Date: 03 December 2014, 5.00pm
Location: Room 12.21 and 12.25 Social Sciences Building
This paper presents a case-study exploration of Christianity and sexuality in the lives of young lesbians in the UK, drawing upon a larger ESRC funded grant ‘Making Space for Queer Identifying Religious Youth’. Religion matters as a personal and political force, but secularizing trends arguably obscure its influence on the complex convergence and intersection of personal, political, familial, and institutional realms (Brierley, 2006; Heelas and Woodhead, 2005).

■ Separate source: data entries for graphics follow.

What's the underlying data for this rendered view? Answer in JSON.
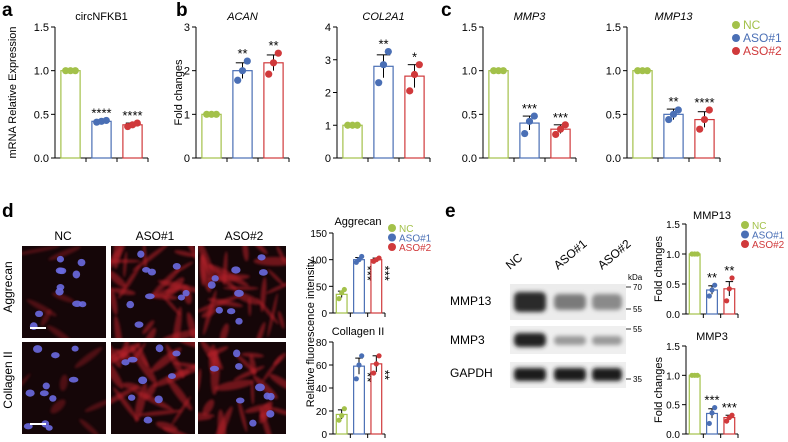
{
  "colors": {
    "NC": "#a3c14a",
    "ASO1": "#4a6fb5",
    "ASO2": "#d0393b",
    "cells_bg": "#150608"
  },
  "panels": [
    {
      "id": "a",
      "label": "a"
    },
    {
      "id": "b",
      "label": "b"
    },
    {
      "id": "c",
      "label": "c"
    },
    {
      "id": "d",
      "label": "d"
    },
    {
      "id": "e",
      "label": "e"
    }
  ],
  "legend": {
    "items": [
      "NC",
      "ASO#1",
      "ASO#2"
    ]
  },
  "chart_data": [
    {
      "id": "circ",
      "type": "bar",
      "title": "circNFKB1",
      "title_italic": false,
      "ylabel": "mRNA Relative Expression",
      "ylim": [
        0,
        1.5
      ],
      "yticks": [
        "0.0",
        "0.5",
        "1.0",
        "1.5"
      ],
      "categories": [
        "NC",
        "ASO#1",
        "ASO#2"
      ],
      "values": [
        1.0,
        0.42,
        0.38
      ],
      "err": [
        0,
        0.01,
        0.02
      ],
      "points": [
        [
          1.0,
          1.0,
          1.0
        ],
        [
          0.41,
          0.42,
          0.43
        ],
        [
          0.36,
          0.38,
          0.4
        ]
      ],
      "sig": [
        "",
        "****",
        "****"
      ]
    },
    {
      "id": "acan",
      "type": "bar",
      "title": "ACAN",
      "title_italic": true,
      "ylabel": "Fold changes",
      "ylim": [
        0,
        3
      ],
      "yticks": [
        "0",
        "1",
        "2",
        "3"
      ],
      "categories": [
        "NC",
        "ASO#1",
        "ASO#2"
      ],
      "values": [
        1.0,
        2.0,
        2.18
      ],
      "err": [
        0,
        0.18,
        0.18
      ],
      "points": [
        [
          1.0,
          1.0,
          1.0
        ],
        [
          1.78,
          2.0,
          2.22
        ],
        [
          1.92,
          2.18,
          2.4
        ]
      ],
      "sig": [
        "",
        "**",
        "**"
      ]
    },
    {
      "id": "col2a1",
      "type": "bar",
      "title": "COL2A1",
      "title_italic": true,
      "ylabel": "",
      "ylim": [
        0,
        4
      ],
      "yticks": [
        "0",
        "1",
        "2",
        "3",
        "4"
      ],
      "categories": [
        "NC",
        "ASO#1",
        "ASO#2"
      ],
      "values": [
        1.0,
        2.8,
        2.5
      ],
      "err": [
        0,
        0.35,
        0.35
      ],
      "points": [
        [
          1.0,
          1.0,
          1.0
        ],
        [
          2.3,
          2.85,
          3.25
        ],
        [
          2.05,
          2.55,
          2.85
        ]
      ],
      "sig": [
        "",
        "**",
        "*"
      ]
    },
    {
      "id": "mmp3",
      "type": "bar",
      "title": "MMP3",
      "title_italic": true,
      "ylabel": "",
      "ylim": [
        0,
        1.5
      ],
      "yticks": [
        "0.0",
        "0.5",
        "1.0",
        "1.5"
      ],
      "categories": [
        "NC",
        "ASO#1",
        "ASO#2"
      ],
      "values": [
        1.0,
        0.4,
        0.33
      ],
      "err": [
        0,
        0.08,
        0.05
      ],
      "points": [
        [
          1.0,
          1.0,
          1.0
        ],
        [
          0.28,
          0.42,
          0.48
        ],
        [
          0.27,
          0.33,
          0.38
        ]
      ],
      "sig": [
        "",
        "***",
        "***"
      ]
    },
    {
      "id": "mmp13",
      "type": "bar",
      "title": "MMP13",
      "title_italic": true,
      "ylabel": "",
      "ylim": [
        0,
        1.5
      ],
      "yticks": [
        "0.0",
        "0.5",
        "1.0",
        "1.5"
      ],
      "categories": [
        "NC",
        "ASO#1",
        "ASO#2"
      ],
      "values": [
        1.0,
        0.5,
        0.44
      ],
      "err": [
        0,
        0.06,
        0.09
      ],
      "points": [
        [
          1.0,
          1.0,
          1.0
        ],
        [
          0.44,
          0.5,
          0.55
        ],
        [
          0.33,
          0.44,
          0.55
        ]
      ],
      "sig": [
        "",
        "**",
        "****"
      ]
    },
    {
      "id": "aggrecan",
      "type": "bar",
      "title": "Aggrecan",
      "title_italic": false,
      "ylabel": "",
      "ylim": [
        0,
        150
      ],
      "yticks": [
        "0",
        "50",
        "100",
        "150"
      ],
      "categories": [
        "NC",
        "ASO#1",
        "ASO#2"
      ],
      "values": [
        35,
        100,
        100
      ],
      "err": [
        6,
        4,
        3
      ],
      "points": [
        [
          27,
          38,
          44
        ],
        [
          95,
          100,
          106
        ],
        [
          97,
          100,
          103
        ]
      ],
      "sig": [
        "",
        "***",
        "***"
      ],
      "sig_rotated": true
    },
    {
      "id": "collagen2",
      "type": "bar",
      "title": "Collagen II",
      "title_italic": false,
      "ylabel": "",
      "ylim": [
        0,
        80
      ],
      "yticks": [
        "0",
        "20",
        "40",
        "60",
        "80"
      ],
      "categories": [
        "NC",
        "ASO#1",
        "ASO#2"
      ],
      "values": [
        17,
        59,
        61
      ],
      "err": [
        4,
        7,
        7
      ],
      "points": [
        [
          12,
          16,
          22
        ],
        [
          48,
          60,
          68
        ],
        [
          53,
          61,
          68
        ]
      ],
      "sig": [
        "",
        "**",
        "**"
      ],
      "sig_rotated": true
    },
    {
      "id": "wb_mmp13",
      "type": "bar",
      "title": "MMP13",
      "title_italic": false,
      "ylabel": "Fold changes",
      "ylim": [
        0,
        1.5
      ],
      "yticks": [
        "0.0",
        "0.5",
        "1.0",
        "1.5"
      ],
      "categories": [
        "NC",
        "ASO#1",
        "ASO#2"
      ],
      "values": [
        1.0,
        0.4,
        0.42
      ],
      "err": [
        0,
        0.07,
        0.12
      ],
      "points": [
        [
          1.0,
          1.0,
          1.0
        ],
        [
          0.3,
          0.4,
          0.48
        ],
        [
          0.22,
          0.42,
          0.6
        ]
      ],
      "sig": [
        "",
        "**",
        "**"
      ]
    },
    {
      "id": "wb_mmp3",
      "type": "bar",
      "title": "MMP3",
      "title_italic": false,
      "ylabel": "Fold changes",
      "ylim": [
        0,
        1.5
      ],
      "yticks": [
        "0.0",
        "0.5",
        "1.0",
        "1.5"
      ],
      "categories": [
        "NC",
        "ASO#1",
        "ASO#2"
      ],
      "values": [
        1.0,
        0.35,
        0.28
      ],
      "err": [
        0,
        0.08,
        0.04
      ],
      "points": [
        [
          1.0,
          1.0,
          1.0
        ],
        [
          0.18,
          0.36,
          0.45
        ],
        [
          0.22,
          0.28,
          0.32
        ]
      ],
      "sig": [
        "",
        "***",
        "***"
      ]
    }
  ],
  "micrographs": {
    "columns": [
      "NC",
      "ASO#1",
      "ASO#2"
    ],
    "rows": [
      "Aggrecan",
      "Collagen II"
    ],
    "ylabel": "Relative fluorescence intensity"
  },
  "western_blot": {
    "lanes": [
      "NC",
      "ASO#1",
      "ASO#2"
    ],
    "kda_label": "kDa",
    "bands": [
      {
        "name": "MMP13",
        "markers": [
          "70",
          "55"
        ]
      },
      {
        "name": "MMP3",
        "markers": [
          "55"
        ]
      },
      {
        "name": "GAPDH",
        "markers": [
          "35"
        ]
      }
    ]
  }
}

While the question of homosexuality has been a central focus in much discussion, highlighting around the presumed discontinuity between sexual identity and Christian identity (O’Brien, 2004), there is still a gap in terms of locating first-hand narratives of self-identified young queer Christians. Rather than assuming that these are separate and divergent paths (Wilcox, 2000), this paper explores intersectional convergences and divergences, illustrating how religious participation can convey (de)legitimation within family, community and society. Such (de)legitimation is revealed in unpacking scripts of inclusion and exclusion (Taylor and Snowdon, 2014), which are (re)circulated via hetero-homo normative ideals, and perpetuated and contested in the context of intersectional Equalities legislation.
Here, I examine the highly gendered and heteronormative ‘role models’, ‘mentors’ and (familial) mediations experienced by young lesbian Christians, as intersecting public–private domains in the production of queer religious subjectivity and dis-identification.